Secretary of State Condoleezza Rice joined Israeli and Palestinian leaders on Monday in voicing hope they could reach a peace agreement before President George W. Bush leaves office in January 2009.

But wrapping up two days of talks in the region, she again gave no date for a U.S.-led conference which all parties have said would serve as a launching pad for statehood negotiations.

Rice said only that the meeting, in Annapolis, Maryland, would take place "before the end of the year."

She offered no details on how Israel and the Palestinians might settle their deep divisions over core issues they have pledged to tackle after the conference: borders and the future of Jerusalem and millions of Palestinian refugees.

Setting precise timelines for Israeli-Palestinian peace moves, a Palestinian demand that Israel opposes, has also been a key point of contention while both sides try to put together a joint document to be presented at the gathering.

Echoing recent comments by Israeli Prime Minister Ehud Olmert, Rice told a news conference she hoped for negotiations after the Annapolis meeting that "could achieve their goals within the time remaining to the Bush administration."

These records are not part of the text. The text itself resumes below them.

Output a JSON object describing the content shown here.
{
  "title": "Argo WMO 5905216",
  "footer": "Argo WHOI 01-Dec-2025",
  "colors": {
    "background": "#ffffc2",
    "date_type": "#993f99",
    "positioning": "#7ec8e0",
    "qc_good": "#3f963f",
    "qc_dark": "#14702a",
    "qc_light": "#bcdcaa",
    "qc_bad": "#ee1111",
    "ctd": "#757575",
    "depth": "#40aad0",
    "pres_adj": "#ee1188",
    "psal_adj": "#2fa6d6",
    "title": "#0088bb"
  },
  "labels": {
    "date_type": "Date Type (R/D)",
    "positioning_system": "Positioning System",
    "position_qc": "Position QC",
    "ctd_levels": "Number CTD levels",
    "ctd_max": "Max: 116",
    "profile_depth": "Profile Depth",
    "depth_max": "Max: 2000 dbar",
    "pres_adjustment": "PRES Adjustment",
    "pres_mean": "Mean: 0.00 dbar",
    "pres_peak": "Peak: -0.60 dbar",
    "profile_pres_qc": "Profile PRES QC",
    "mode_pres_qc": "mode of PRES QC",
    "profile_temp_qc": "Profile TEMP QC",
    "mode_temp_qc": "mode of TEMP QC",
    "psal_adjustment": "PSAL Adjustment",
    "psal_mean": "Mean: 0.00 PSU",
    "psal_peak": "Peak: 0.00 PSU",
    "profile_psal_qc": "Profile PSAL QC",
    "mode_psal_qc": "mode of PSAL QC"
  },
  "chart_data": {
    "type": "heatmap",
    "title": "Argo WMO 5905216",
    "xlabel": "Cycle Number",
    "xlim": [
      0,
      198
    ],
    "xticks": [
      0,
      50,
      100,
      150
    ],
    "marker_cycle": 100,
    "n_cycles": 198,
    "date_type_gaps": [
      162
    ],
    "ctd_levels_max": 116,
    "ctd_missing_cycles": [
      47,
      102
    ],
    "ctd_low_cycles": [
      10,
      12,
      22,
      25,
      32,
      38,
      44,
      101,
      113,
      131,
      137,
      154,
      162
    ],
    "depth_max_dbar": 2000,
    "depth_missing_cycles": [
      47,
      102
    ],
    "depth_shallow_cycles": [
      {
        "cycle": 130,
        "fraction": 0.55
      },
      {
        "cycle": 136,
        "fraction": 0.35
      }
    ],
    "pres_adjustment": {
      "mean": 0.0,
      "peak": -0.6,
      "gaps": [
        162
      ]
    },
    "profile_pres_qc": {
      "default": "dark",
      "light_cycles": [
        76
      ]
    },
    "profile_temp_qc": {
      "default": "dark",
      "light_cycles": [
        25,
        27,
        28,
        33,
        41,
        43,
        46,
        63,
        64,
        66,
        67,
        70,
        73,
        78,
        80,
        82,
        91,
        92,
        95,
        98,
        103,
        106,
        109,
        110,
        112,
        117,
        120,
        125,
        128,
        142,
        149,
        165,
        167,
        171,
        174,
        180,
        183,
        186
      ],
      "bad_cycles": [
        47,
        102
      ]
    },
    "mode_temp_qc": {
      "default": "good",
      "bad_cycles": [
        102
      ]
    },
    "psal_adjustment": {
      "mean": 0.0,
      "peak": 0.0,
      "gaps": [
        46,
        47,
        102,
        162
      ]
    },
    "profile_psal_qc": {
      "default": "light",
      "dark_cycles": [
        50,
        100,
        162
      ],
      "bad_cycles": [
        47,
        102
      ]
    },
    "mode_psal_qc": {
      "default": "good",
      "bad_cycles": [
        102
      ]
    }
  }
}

Bush, who proposed the gathering, is searching for a better legacy than the invasion of Iraq and its chaotic aftermath.

"What is ahead of us is very difficult work," Rice said, with Palestinian President Mahmoud Abbas at her side after they held talks in the West Bank city of Ramallah.

Saeb Erekat, a senior Palestinian negotiator, said Rice told Abbas she does not want "open-ended negotiations" and that "Bush believes that a historic Palestinian-Israeli agreement can be reached during his tenure."

CAUTION

Abbas sounded a note of caution, saying at the news conference: "Negotiations are difficult and will remain difficult until the last minute but there are encouraging things taking place."

He said the Annapolis parley presented a "genuine opportunity" for peace and that Israeli and Palestinian teams negotiating the joint document were making progress.

"The three parties today -- the American and the Israeli and the Palestinian sides -- are all insisting we reach a solution before the end of Mr. Bush's term in office," Abbas said.

Abbas, an aide said, had proposed to Rice that statehood negotiations be completed no later than six months after the end of the conference, penciled in for the last week of November though it could slip to December.

In an indication of difficulties ahead, Israel has also put the Palestinians on notice it would not implement an agreement until its security concerns, spelled out in a U.S.-backed peace "road map" formulated in 2003, were met.

The Palestinians have called on Israel to meet its commitments under that blueprint and halt settlement expansion and uproot outposts established in the occupied West Bank without Israeli government permission.

Five Palestinians were wounded on Monday when Abbas's security forces clashed with gunmen for the first time since their deployment in the city of Nablus last week as part of a Western-backed push to bolster West Bank security.

Abbas, whose Fatah faction lost control of the Gaza Strip to Hamas Islamists in June, said at the news conference he was seeking Israel's release of more Palestinian prisoners.

Israeli Vice Premier Haim Ramon said on Israeli television that a "significant release" of prisoners before the Annapolis conference "would be the right thing to do," but he gave no numbers. Israel freed 250 prisoners in July and 86 in October.